Les ayatollahs du libre-échange
L’industrie française n’est pas la seule à s’enfoncer dans la crise : le tableau est au moins aussi sinistre en Allemagne, avec une vague de suppressions de postes sans précédents, frappant Volkswagen, Thyssenkrupp ou Bosch. Ce n’est pas un hasard : depuis des décennies, le « modèle » industriel allemand a fait le choix de tout miser sur ses exportations, en limitant sa demande intérieure par un écrasement des « coûts » salariaux. Mais cette dépendance à la demande extérieure se révèle dévastatrice quand deux des principaux pays importateurs – la Chine et les États-Unis – font le choix de refermer la porte.
« L’Allemagne en particulier et l’Union européenne en général vivent une crise de modèle, assure l’économiste David Cayla. L’UE a été animée pendant des années par la volonté de dégager des débouchés commerciaux à l’extérieur, mais l’horizon se referme désormais. Les États-Unis ont adopté une politique protectionniste, ce qui veut dire qu’il faut disposer d’unités de production directement sur le sol américain pour ne pas subir les droits de douane. Quant à la Chine, elle fait le choix de se recentrer sur sa propre économie, car elle se retrouve en situation de surproduction, après des années d’investissements publics massifs. »
« L’Union européenne est ouverte aux quatre vents, confirme Anaïs Voy-Gillis. On commence seulement à évoquer la nécessité d’augmenter les droits de douane, pour rééquilibrer les relations avec la Chine. Le schéma européen fonctionnait tant que les Chinois produisaient des produits à bas coût et faible valeur ajoutée. Mais on n’avait pas anticipé la rapidité avec laquelle ils ont réussi à monter en gamme. C’est le cas par exemple sur le véhicule électrique. »
C’est aussi le cas dans la chimie. Depuis plusieurs mois, des multinationales chinoises inondent le continent européen de produits à des tarifs défiant toute concurrence, au point que le lobby du secteur a fini par s’en émouvoir.

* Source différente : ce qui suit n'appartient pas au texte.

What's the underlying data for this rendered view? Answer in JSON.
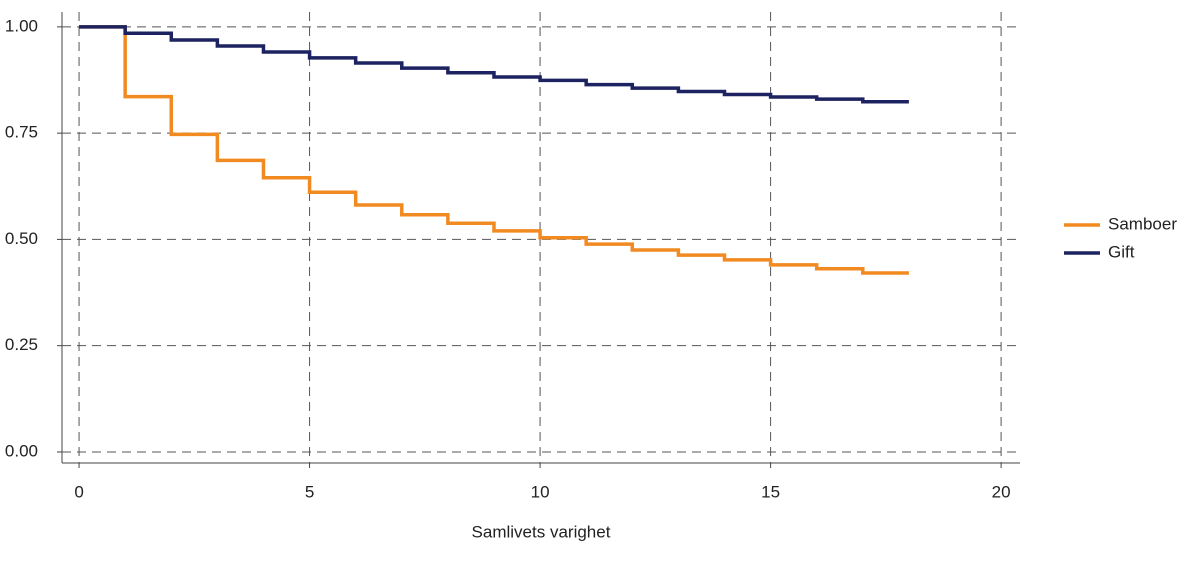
{
  "chart_data": {
    "type": "step",
    "x_label": "Samlivets varighet",
    "x": [
      0,
      1,
      2,
      3,
      4,
      5,
      6,
      7,
      8,
      9,
      10,
      11,
      12,
      13,
      14,
      15,
      16,
      17,
      18
    ],
    "series": [
      {
        "name": "Samboer",
        "color": "#f28a22",
        "values": [
          1.0,
          0.836,
          0.747,
          0.686,
          0.645,
          0.611,
          0.581,
          0.558,
          0.538,
          0.52,
          0.504,
          0.489,
          0.475,
          0.463,
          0.452,
          0.44,
          0.431,
          0.421,
          0.421
        ]
      },
      {
        "name": "Gift",
        "color": "#1c2360",
        "values": [
          1.0,
          0.985,
          0.969,
          0.955,
          0.941,
          0.927,
          0.915,
          0.903,
          0.892,
          0.882,
          0.874,
          0.864,
          0.856,
          0.848,
          0.841,
          0.835,
          0.83,
          0.824,
          0.824
        ]
      }
    ],
    "xlim": [
      -0.37,
      20.41
    ],
    "ylim": [
      -0.026,
      1.035
    ],
    "xticks": [
      0,
      5,
      10,
      15,
      20
    ],
    "yticks": [
      {
        "value": 0,
        "label": "0.00"
      },
      {
        "value": 0.25,
        "label": "0.25"
      },
      {
        "value": 0.5,
        "label": "0.50"
      },
      {
        "value": 0.75,
        "label": "0.75"
      },
      {
        "value": 1,
        "label": "1.00"
      }
    ],
    "grid": true,
    "legend": "right"
  }
}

Sur le terrain, les salariés du secteur expérimentent les ravages du libre-échange.
Laminée (entre autres) par le dumping social, l’entreprise Vencorex (produits chimiques pour l’industrie), dans l’Isère, se retrouve en redressement judiciaire. 400 salariés craignent pour leur emploi. « Toute l’activité en aval de l’usine serait touchée, alerte Séverine Dejoux, élue CGT. L’onde de choc s’étendrait sur tout le sud grenoblois et la vallée de la chimie, depuis Lyon jusqu’à la plateforme chimique du Roussillon. Soit au total 6 000 emplois menacés. » Un carnage.